In today’s interview, Aygul Orazova, the Head of the Consulting Agency 'Standart Hyzmat,' will provide a comprehensive analysis of the appropriate certification standards for enterprises, tailored to their specific business activities.
International standards and certifications play a vital role, especially in today's globalized food industry, ensuring the safety and quality of products consumed by individuals worldwide. To ensure consumer safety, protect brand reputation, and facilitate global trade, businesses must adhere to stringent quality and safety standards.
Four prominent certifications within the food industry are Hazard Analysis and Critical Control Points (HACCP), Food Safety System Certification (FSSC), Halal certification, and Global Good Agricultural Practices (GLOBALGAP). These certifications are instrumental in guaranteeing that food products are produced, handled, and distributed in a safe and ethical manner.
Hazard Analysis and Critical Control Points (HACCP) is a systematic preventive approach to food safety that identifies, evaluates, and controls hazards that are significant for food safety. The concept of HACCP was first developed in the 1960s by the Pillsbury Company, the United States Food and Drug Administration, and the National Aeronautics and Space Administration to ensure the safety of food for astronauts in the space program. Today, HACCP is a fundamental principle for food safety management, applicable to a vast range of food businesses, from small-scale producers to multinational food corporations.
Food Safety System Certification (FSSC) is a global food safety management system certification scheme based on the ISO 22000 standard. FSSC was developed in response to industry demand for a certification scheme that would be recognized by the Global Food Safety Initiative (GFSI). FSSC certification is applicable to all organizations in the food supply chain, from primary producers to retailers, and helps to ensure the safety and quality of food products.
HALAL certification is essential for businesses targeting Muslim consumers or exporting products to Islamic countries. It ensures that food products meet the dietary requirements of Muslims. Halal certification is based on Islamic dietary laws on permissible foods and slaughtering practices. Halal certification is increasingly important in the food industry, as the global Muslim population continues to grow.
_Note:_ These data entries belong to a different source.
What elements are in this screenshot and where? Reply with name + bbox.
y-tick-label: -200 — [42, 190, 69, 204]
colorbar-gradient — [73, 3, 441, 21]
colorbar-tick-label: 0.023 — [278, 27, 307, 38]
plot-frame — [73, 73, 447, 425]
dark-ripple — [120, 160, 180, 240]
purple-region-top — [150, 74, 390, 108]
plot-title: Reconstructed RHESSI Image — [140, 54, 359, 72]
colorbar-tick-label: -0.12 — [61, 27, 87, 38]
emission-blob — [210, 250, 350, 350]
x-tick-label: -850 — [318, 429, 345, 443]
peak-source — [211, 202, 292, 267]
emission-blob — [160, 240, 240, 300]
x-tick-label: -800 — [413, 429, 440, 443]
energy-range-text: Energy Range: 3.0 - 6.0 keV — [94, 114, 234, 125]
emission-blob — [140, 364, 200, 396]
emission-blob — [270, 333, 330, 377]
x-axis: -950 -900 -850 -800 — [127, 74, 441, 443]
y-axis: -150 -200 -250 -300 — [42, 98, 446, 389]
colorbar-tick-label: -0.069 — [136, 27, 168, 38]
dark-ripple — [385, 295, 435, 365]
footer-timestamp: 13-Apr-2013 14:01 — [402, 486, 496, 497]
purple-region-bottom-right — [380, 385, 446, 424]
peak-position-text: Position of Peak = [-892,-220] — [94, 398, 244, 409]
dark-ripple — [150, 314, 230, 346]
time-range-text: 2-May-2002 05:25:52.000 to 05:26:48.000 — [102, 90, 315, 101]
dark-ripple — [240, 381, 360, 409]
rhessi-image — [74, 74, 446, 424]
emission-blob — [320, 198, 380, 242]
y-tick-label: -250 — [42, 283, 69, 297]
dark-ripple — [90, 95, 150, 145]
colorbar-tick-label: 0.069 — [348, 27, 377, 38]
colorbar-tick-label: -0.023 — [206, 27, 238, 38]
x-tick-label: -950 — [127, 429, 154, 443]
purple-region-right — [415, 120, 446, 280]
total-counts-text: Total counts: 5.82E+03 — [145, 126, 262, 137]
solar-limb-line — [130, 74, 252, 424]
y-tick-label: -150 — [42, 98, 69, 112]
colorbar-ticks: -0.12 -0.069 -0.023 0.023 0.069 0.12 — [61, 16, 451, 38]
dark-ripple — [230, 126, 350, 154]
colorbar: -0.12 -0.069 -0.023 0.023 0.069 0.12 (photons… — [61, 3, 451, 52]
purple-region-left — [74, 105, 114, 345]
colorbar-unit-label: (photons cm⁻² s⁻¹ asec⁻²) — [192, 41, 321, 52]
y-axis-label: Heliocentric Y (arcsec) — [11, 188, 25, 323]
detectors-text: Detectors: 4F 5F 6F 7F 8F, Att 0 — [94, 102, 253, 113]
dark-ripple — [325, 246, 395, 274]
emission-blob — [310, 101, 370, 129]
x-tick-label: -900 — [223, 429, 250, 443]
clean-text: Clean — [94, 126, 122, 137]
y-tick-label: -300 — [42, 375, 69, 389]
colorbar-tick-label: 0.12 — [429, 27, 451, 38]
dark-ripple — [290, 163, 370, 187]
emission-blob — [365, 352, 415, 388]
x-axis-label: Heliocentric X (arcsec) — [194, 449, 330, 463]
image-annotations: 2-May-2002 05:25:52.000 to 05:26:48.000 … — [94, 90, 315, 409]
Global Good Agricultural Practices (GLOBALG.A.P.) is a set of international standards for agricultural production that helps to ensure the safety and quality of food products. GLOBALGAP covers a wide range of agricultural practices, including crop production, animal husbandry, and aquaculture. GLOBALGAP certification is increasingly important in the food industry, as consumers become more concerned about the environmental and social impact of food production.
The benefits of implementing these certifications are numerous. For businesses, certification can help to improve food safety, reduce the risk of recalls and foodborne illnesses, and enhance customer confidence. For consumers, certification provides assurance that the products they are purchasing meet high standards of safety and quality. In addition, certification can help businesses to access new markets and increase their competitiveness in the global marketplace.
References:
1. Luning, P.A., Marcelis, W.J., & Rovira, J. (2006). Food Safety Management in the Perspective of the Food Supply Chain: A Review. Food Control, 17(11), 1345-1354.
2. Rahman, M.M. (2010). Halal Certification Issues and Challenges: An Integrated Approach. Journal of Islamic Marketing, 1(1), 107-117.
3. Curtis, T. (2017). Agricultural Certification: Global Standards and Processes. Journal of Agricultural and Environmental Ethics, 30(6), 819-834.